Alors que George Tron, secrétaire d’Etat à la Fonction publique, commence à répondre, André Gérin sort une photo : c’est l’affiche de campagne du candidat Sarkozy, en 2007, « Tout est possible », pour le coup détournée. Nicolas Sarkozy se retrouve avec son frère, Guillaume. « Donnez votre photo à M. le huissier », demande Accoyer. André Gérin commence à descendre l’hémicycle. Les huissiers bloquent. Le président de l’Assemblée décide de suspendre la séance, quelques dizaines de secondes… (à voir dans la vidéo ci-dessus).

« On ne me fera pas croire que c’est une coïncidence »

Il y a quelques jours, les sénateurs socialistes et communistes avaient déjà porté l’estocade dans l’hémicycle. « La création d’un fonds de pension avec Guillaume Sarkozy, on ne me fera pas croire que c’est une coïncidence », dénonce le sénateur PS Martial Bourquin. Il craint que le gouvernement ne cherche à obtenir « un système par répartition affaibli qui ne règle pas la question des recettes », pour favoriser le développement de l’épargne retraite. Et d’ajouter : « C’est une stratégie préméditée »

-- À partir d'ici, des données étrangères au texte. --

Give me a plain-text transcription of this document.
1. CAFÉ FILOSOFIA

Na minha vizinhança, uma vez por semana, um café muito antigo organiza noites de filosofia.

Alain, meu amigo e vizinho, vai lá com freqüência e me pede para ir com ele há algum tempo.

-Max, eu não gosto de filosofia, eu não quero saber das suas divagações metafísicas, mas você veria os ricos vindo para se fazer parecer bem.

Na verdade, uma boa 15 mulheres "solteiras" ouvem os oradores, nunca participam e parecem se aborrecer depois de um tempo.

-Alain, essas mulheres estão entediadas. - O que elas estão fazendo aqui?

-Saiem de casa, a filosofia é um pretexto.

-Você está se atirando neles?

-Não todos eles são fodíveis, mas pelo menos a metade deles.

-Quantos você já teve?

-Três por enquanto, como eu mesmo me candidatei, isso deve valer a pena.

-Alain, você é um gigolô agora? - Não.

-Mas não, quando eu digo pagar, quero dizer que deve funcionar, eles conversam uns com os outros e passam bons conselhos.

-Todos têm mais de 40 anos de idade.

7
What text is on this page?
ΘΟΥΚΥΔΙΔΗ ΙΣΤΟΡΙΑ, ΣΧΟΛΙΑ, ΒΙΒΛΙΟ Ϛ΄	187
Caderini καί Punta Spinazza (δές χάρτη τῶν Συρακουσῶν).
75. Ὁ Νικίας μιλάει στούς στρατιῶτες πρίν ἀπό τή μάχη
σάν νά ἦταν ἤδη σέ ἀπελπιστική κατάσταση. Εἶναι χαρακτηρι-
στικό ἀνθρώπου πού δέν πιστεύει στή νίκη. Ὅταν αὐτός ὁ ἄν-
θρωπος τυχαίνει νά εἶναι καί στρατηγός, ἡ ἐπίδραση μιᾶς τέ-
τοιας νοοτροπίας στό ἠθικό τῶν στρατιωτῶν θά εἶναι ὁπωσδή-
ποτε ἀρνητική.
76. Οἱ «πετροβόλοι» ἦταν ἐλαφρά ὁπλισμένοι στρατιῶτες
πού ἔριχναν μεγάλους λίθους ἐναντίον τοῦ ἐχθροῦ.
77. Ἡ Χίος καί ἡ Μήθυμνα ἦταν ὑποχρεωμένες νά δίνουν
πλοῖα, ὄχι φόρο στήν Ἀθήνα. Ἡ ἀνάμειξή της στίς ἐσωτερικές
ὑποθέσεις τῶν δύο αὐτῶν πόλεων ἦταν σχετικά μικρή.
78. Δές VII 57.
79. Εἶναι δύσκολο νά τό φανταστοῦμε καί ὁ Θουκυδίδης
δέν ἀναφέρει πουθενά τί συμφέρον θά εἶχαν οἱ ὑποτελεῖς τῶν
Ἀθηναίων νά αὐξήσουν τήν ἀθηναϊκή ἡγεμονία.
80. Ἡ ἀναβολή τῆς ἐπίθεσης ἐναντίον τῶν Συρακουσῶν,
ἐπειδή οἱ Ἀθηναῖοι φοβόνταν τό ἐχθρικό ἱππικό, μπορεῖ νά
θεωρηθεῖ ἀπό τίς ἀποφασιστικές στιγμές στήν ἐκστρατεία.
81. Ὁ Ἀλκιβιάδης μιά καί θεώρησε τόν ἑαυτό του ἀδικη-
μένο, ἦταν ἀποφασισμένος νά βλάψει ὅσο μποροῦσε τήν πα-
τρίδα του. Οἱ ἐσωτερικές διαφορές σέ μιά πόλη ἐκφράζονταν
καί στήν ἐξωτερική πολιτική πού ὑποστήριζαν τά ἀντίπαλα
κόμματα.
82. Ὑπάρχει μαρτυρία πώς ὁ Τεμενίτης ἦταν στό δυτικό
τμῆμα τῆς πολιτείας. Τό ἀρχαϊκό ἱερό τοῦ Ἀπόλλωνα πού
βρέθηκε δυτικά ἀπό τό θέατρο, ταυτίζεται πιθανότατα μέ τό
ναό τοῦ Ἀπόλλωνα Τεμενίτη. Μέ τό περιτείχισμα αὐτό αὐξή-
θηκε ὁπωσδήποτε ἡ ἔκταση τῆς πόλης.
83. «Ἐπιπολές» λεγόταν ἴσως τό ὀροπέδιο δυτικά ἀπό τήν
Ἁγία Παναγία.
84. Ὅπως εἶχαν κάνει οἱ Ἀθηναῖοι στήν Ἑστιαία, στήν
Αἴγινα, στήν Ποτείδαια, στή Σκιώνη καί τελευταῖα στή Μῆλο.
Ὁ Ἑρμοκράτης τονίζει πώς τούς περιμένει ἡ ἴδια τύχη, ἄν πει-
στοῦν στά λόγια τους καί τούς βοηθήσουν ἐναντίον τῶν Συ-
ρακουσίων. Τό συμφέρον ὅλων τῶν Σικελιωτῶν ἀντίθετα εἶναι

Le sénateur communiste Guy Fisher dénonce lui une « offensive insidieuse ». « Il y a un lobby du monde bancaire, des assurances et des mutuelles qui n’a jamais été aussi actif. On sait que la fédération française des sociétés d’assurance, les grands groupes, notamment le groupe Malakoff-Médéric, présidé par Guillaume Sarkozy, sont aujourd’hui prêts à capter une partie de cet épargne ».

« Tout ceci ne fera que se développer, bien entendu »

A droite, on défend cette volonté de développer l’épargne retraite. Pour Philippe Marini, sénateur UMP, rapporteur général de la commission des finances, « c’est ce qui se passe aujourd’hui. Tous ceux qui ont de l’épargne s’efforcent de l’accumuler pour leur retraite. Ce n’est pas condamnable ». Il prend exemple sur l’accession à la propriété ou l’achat de « quelques studios pour les louer à des étudiants », forme d’épargne en vue de la retraite, selon le sénateur. Quant aux Perco, « ça monte en puissance. Tout ceci ne fera que se développer, bien entendu. C’est la nature des choses ».